The reason behind Dimmesdale's suffering is more fully revealed in this chapter, and the reader's attention is focused on his intense agony as he reels under his guilt and inability to confess his sin. Since he cannot state his sin openly, Dimmesdale inflicts physical punishment on himself. At the same time, Chillingworth is inflicting extreme mental torture. He is now fully convinced of the nature of Dimmesdale's sin, and his plan for revenge is put in operation. The result is that Dimmesdale grows weaker and weaker.
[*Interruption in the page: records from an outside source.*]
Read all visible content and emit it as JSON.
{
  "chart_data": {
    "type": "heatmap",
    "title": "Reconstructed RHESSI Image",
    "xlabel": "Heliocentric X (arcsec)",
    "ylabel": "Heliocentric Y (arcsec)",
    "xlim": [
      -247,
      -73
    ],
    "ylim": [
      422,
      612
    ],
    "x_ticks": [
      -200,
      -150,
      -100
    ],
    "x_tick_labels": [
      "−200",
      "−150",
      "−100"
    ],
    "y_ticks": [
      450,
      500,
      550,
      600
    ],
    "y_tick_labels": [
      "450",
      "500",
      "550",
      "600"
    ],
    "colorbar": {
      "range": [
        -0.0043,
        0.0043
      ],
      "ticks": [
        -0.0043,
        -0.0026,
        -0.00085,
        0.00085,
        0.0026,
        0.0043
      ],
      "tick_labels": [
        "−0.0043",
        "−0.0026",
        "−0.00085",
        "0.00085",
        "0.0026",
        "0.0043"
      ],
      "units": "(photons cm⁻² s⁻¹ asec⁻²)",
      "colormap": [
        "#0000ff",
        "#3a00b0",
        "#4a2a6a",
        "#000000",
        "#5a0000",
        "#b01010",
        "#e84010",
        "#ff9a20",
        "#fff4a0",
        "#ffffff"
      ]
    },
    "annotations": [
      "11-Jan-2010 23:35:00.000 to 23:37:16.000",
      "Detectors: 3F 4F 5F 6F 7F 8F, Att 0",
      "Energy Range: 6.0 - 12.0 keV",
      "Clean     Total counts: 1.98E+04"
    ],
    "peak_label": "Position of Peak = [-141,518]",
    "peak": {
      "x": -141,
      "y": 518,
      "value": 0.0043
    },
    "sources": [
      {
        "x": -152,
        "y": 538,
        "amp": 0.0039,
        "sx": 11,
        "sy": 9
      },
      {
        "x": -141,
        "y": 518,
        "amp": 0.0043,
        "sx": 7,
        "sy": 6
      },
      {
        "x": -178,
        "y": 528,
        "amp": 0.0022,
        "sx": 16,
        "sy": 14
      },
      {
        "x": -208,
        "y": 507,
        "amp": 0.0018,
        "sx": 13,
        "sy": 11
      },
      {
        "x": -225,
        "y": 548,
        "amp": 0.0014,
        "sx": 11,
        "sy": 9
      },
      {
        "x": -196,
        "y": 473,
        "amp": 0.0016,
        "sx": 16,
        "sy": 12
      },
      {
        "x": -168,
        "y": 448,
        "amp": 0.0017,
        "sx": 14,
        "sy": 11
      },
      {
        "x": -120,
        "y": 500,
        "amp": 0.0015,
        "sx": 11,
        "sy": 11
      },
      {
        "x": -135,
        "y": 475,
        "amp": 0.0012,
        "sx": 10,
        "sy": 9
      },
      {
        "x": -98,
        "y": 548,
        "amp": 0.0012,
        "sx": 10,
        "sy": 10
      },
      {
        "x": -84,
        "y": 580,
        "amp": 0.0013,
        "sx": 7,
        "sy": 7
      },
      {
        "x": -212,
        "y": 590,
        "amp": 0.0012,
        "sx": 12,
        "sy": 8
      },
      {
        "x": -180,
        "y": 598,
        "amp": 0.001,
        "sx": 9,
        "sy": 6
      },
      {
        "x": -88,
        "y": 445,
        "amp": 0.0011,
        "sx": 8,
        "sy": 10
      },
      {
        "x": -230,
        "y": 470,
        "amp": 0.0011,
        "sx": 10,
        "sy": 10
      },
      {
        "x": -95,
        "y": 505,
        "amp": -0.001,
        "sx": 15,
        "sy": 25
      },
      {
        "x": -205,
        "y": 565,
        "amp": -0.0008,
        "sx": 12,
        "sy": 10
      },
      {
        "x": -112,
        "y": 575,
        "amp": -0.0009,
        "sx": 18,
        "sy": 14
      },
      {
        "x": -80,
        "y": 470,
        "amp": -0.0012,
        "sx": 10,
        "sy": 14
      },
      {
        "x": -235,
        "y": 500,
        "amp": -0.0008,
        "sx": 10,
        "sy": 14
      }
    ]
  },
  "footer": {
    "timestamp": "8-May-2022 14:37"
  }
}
His physical being is a reflection of his inner turmoil.

Dimmesdale's attempts to confess before his congregation by referring to himself as a "a viler companion of the vilest, the worst of sinners, an abomination, a thing of unimaginable iniquity." Ironically, such vague confessions only make the congregation judge him as humble and more holy. They heap more praise upon him, making the minister feel even more guilty and hypocritical.

Hawthorne's differing opinions of Hester, Dimmesdale, and Chillingworth become apparent here. He continually describes Hester with sympathy, even considering her a martyr and comparing her to the Virgin. He judges Dimmesdale much more harshly, calling him a "subtle but remorseful hypocrite."

He believes the minister's self-condemnation and self- acknowledged shame are the proper rewards for his unconfessed sin. Finally, Hawthorne judges Chillingworth the most harshly of all, "more wretched than his victim."